Size-controlling rootstocks have many benefits:
they are important for high-density orchards, as these plantings crop earlier and produce high yields due to many trees per unit of land
harvesting smaller trees is more economical than larger trees
smaller trees can have more efficient use of fertilisers and chemical sprays
Therefore, growth control characteristics are being sought for most citrus breeding programs worldwide.
As well as controlling vigour, dwarfing rootstocks must also produce high yields with promising fruit quality and large fruit size. Evaluating any of these characteristics takes time, at least 7–8 years of commercial crops after planting, before any recommendations can be made on the suitability of any rootstock/variety combination.
Flying Dragon (Poncirus trifoliata) rootstock is commercially available for the citrus industry. With most scion varieties, mature trees on ‘Flying Dragon’ are normally about 2.5 m tall. However, this rootstock is very slow growing when grafted to navel oranges, taking a few years to produce a commercial crop and the yield is too low for too long, even if planted at higher densities.
Therefore, a size-controlling rootstock that is faster growing and produces greater yields than scions grafted to ‘Flying Dragon’ is needed. In September 2017, trials were established at the NSW DPI Dareton Research Station. Early maturing M7 navel and Tang Gold mandarin were grafted to C-54 and C-22 (from the US) and No. 24 and 85-24 (from China) using Tri22 and Flying Dragon as controls to find a superior rootstock with dwarfing tendency. Tree density is 800 trees/ha. The effect of these rootstocks on tree growth, yield and fruit quality is being evaluated in comparison to the Australian Standard, Tri22.

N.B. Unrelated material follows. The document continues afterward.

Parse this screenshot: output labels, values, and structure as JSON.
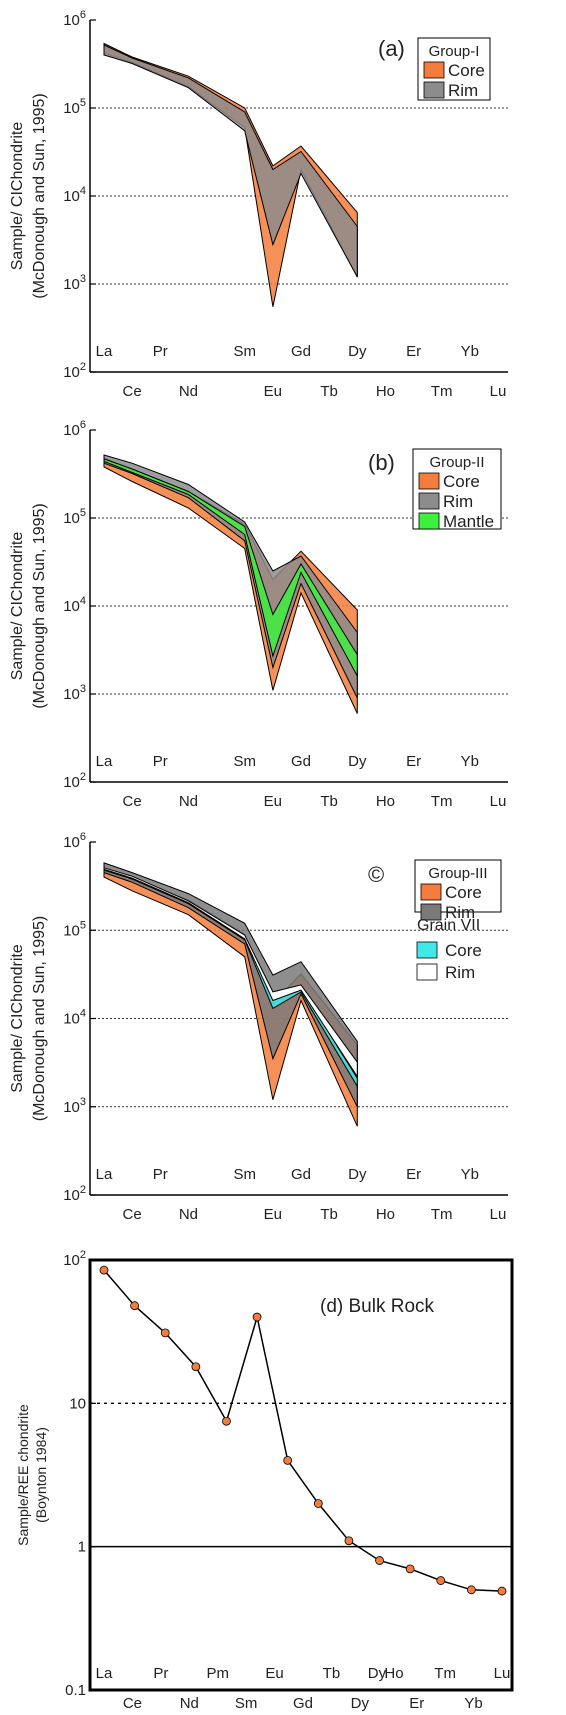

The results will indicate the potential performance of the rootstock/scion combinations under local conditions and in other Australian growing regions. Early data on tree growth are in Table 1.
Preliminary data suggest No. 24 and 85-24 (Chinese rootstocks) are having a dwarfing effect on tree growth and will be candidates for future high-density cropping systems. No. 24 displayed greater dwarfing than C-54 (Figure 1) and was slightly smaller than Tri22 (Figure 2). These rootstocks have strong potential in heavy soils and results on deep sandy loam soil are also very encouraging.
These trials are only 4 years old and evaluations will continue. Recommendations will be made to the industry after the conclusion of this project.
Figure 1: 4-year-old M7 navels growing on No. 24 (left -1.1 m) and C-54 (right -1.8 m) rootstocks at a density of 800 trees/ha at the NSW DPI Dareton Research Station.
Figure 2: 4-year-old M7 navels growing on Tri22 (left -1.6 m) and No. 24 (right -1.3 m) rootstocks at a density of 800 trees/ha at the NSW DPI Dareton Research Station.